The main contributions of our work are threefold: 1) we propose the first terrain authoring pipeline driven by real world examples based on Deep Learning, 2) we present an automatic sketches generation process to build learning datasets, and finally, 3) we show that our approach can be used to learn complex natural processes,such as hydraulic erosion. We evaluated our approach by providing a large variation of landscape types (alpine mountain, volcanic island, canyon) and we also conducted a qualitative user study that confirms the ease of use of our technique.
我们工作的主要贡献有三个方面:1)我们提出了第一个基于深度学习的真实世界示例驱动的地形创作管道;2)我们提出了一个自动生成草图的过程来构建学习数据集;最后,3)我们展示了我们的方法可以用于学习复杂的自然过程,例如水力侵蚀。我们通过提供大量不同的景观类型(高山、火山岛、峡谷)来评估我们的方法,我们还进行了定性用户研究,证实了我们的技术的易用性。

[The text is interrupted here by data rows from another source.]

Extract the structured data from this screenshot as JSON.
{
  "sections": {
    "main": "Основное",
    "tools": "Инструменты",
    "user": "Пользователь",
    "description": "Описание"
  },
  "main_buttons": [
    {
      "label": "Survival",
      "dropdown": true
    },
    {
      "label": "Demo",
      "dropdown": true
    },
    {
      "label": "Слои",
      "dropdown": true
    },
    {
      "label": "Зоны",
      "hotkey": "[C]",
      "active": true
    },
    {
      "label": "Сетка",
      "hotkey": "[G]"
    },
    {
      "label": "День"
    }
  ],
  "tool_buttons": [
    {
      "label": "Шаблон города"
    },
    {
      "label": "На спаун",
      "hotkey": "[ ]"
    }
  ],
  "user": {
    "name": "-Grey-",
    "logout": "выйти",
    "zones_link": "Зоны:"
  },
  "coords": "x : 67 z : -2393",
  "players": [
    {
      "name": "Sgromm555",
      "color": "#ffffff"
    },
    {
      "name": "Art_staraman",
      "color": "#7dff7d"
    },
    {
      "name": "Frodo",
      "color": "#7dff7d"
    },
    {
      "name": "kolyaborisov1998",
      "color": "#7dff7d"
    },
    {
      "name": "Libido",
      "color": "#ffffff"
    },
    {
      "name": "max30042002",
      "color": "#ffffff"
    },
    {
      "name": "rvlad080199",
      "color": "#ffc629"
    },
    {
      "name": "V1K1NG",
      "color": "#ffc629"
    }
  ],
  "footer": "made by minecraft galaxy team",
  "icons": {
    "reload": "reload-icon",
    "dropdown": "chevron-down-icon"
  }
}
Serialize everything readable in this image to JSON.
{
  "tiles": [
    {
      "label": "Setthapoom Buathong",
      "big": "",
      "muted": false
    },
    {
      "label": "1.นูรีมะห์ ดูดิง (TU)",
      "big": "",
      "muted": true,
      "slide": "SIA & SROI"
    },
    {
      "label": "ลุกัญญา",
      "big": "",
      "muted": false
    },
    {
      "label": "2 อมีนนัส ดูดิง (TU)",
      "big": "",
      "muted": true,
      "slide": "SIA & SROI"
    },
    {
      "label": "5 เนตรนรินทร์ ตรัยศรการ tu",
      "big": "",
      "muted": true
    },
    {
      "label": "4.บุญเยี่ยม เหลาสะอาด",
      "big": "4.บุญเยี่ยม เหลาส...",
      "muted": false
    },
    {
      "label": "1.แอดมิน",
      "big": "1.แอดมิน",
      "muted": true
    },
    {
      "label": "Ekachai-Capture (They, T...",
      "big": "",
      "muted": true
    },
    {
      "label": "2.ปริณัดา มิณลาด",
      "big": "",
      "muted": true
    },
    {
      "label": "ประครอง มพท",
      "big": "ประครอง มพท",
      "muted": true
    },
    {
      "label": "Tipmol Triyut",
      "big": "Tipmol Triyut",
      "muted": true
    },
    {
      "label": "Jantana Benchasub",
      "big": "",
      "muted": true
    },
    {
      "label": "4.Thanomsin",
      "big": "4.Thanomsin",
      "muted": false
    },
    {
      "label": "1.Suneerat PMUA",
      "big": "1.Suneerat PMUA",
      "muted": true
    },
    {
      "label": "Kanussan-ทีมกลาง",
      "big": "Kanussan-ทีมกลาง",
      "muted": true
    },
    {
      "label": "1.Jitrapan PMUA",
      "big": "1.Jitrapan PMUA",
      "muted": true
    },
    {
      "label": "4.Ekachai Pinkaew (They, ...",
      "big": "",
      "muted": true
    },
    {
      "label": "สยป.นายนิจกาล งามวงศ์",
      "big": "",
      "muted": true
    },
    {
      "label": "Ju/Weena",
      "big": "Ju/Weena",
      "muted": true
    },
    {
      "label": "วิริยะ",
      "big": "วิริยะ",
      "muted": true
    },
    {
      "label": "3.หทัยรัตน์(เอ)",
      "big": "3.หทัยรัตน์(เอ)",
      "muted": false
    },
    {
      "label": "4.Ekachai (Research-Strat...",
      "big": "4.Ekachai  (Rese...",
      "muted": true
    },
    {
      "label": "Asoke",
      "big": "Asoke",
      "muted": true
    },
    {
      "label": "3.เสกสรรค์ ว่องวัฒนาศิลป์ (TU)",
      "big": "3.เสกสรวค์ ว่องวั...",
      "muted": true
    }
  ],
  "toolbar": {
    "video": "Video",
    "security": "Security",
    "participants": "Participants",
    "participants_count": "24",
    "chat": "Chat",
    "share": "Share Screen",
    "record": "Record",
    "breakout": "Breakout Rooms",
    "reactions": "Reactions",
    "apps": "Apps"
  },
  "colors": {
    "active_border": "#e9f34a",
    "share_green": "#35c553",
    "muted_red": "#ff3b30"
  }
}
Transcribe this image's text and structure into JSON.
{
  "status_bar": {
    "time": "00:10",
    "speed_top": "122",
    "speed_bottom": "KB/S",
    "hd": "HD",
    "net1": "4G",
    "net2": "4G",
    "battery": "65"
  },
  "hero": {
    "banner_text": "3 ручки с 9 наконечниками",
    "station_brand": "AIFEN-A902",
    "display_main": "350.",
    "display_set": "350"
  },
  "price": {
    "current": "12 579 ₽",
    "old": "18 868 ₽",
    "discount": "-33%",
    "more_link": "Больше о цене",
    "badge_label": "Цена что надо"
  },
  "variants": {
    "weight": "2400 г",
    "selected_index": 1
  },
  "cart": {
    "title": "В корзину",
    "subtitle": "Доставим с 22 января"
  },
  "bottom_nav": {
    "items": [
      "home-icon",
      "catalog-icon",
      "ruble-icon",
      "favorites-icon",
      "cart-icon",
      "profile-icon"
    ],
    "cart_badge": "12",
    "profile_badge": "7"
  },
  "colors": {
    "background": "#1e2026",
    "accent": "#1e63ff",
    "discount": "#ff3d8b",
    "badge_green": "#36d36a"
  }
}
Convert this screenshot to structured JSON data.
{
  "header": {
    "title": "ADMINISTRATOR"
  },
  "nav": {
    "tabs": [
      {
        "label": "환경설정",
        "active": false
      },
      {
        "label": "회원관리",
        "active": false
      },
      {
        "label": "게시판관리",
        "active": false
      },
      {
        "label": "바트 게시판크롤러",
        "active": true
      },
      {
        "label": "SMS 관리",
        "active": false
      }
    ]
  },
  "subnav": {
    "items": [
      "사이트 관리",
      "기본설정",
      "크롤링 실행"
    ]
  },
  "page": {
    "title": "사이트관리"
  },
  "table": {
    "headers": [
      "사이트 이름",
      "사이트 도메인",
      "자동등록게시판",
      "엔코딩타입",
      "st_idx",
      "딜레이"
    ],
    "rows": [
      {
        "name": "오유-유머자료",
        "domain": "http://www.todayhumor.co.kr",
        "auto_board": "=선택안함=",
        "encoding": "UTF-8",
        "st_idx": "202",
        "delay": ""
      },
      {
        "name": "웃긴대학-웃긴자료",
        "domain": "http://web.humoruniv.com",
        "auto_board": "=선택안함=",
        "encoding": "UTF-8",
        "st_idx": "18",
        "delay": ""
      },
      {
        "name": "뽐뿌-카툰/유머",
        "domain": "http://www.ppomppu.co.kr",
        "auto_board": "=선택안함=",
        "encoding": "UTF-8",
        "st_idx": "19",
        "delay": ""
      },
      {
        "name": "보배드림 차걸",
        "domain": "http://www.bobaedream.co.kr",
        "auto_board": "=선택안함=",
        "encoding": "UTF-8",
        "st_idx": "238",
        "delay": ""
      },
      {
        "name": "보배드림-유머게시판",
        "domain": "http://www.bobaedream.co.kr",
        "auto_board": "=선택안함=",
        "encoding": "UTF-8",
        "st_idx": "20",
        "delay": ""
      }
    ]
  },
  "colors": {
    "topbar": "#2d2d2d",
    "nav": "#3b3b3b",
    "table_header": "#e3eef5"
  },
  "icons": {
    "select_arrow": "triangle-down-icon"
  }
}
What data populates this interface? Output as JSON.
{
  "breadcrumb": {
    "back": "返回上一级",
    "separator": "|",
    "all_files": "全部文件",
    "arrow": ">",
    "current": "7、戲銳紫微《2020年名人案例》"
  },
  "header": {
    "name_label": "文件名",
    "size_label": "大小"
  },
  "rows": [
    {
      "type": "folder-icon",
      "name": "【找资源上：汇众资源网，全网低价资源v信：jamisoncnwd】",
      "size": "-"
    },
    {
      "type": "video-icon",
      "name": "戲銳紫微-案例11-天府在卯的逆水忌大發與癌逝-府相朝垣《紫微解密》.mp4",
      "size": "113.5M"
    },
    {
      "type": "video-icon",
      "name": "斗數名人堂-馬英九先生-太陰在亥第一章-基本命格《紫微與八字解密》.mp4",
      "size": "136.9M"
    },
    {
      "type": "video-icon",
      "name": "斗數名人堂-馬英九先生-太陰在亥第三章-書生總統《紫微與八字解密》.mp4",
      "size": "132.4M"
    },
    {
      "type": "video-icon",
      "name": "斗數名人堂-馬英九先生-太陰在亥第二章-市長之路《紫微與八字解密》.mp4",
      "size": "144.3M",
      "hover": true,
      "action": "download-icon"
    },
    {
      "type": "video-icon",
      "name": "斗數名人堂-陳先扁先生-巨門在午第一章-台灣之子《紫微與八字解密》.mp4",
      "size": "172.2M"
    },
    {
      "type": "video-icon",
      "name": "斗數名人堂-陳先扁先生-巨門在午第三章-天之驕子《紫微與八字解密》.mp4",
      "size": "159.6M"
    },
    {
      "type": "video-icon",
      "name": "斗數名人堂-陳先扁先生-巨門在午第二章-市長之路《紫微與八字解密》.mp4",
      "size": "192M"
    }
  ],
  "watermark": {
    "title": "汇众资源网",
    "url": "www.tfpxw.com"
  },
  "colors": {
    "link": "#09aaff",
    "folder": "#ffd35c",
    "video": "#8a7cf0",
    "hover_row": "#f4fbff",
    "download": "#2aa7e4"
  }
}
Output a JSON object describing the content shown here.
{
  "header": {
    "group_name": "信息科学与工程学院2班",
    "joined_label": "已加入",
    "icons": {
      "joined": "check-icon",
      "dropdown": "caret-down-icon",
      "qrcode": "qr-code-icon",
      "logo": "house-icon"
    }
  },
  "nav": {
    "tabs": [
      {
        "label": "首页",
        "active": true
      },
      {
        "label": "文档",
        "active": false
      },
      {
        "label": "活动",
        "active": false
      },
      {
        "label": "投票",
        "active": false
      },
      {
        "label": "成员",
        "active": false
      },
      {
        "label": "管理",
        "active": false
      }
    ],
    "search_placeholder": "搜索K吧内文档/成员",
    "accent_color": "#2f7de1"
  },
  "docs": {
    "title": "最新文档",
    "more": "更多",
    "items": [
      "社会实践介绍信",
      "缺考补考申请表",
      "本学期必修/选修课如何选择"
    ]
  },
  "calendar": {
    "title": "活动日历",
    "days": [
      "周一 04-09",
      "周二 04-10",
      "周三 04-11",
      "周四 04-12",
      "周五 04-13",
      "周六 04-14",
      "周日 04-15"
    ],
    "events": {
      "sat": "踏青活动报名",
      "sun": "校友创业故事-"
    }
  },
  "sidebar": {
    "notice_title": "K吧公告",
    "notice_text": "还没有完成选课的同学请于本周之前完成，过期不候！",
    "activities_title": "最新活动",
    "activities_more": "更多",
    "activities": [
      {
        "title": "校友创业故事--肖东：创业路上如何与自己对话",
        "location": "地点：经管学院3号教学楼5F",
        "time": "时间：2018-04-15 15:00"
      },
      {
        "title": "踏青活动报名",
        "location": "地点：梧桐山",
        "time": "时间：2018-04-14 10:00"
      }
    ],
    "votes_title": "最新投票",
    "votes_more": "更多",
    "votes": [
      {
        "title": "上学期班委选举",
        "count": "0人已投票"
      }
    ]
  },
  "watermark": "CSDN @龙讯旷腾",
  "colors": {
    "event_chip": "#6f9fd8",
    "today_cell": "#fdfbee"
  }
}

Terrain modeling has been a focus of computer graphics for a long time and the existing body of work can be classified into procedural, simulation-based, and example-based techniques. We refer the reader to [Natali et al. 2013] for an overview of terrain modeling representations and to [Smelik et al. 2014] for a survey of procedural terrain modeling. We also briefly review Machine Learning algorithms and especially Deep Learning algorithms.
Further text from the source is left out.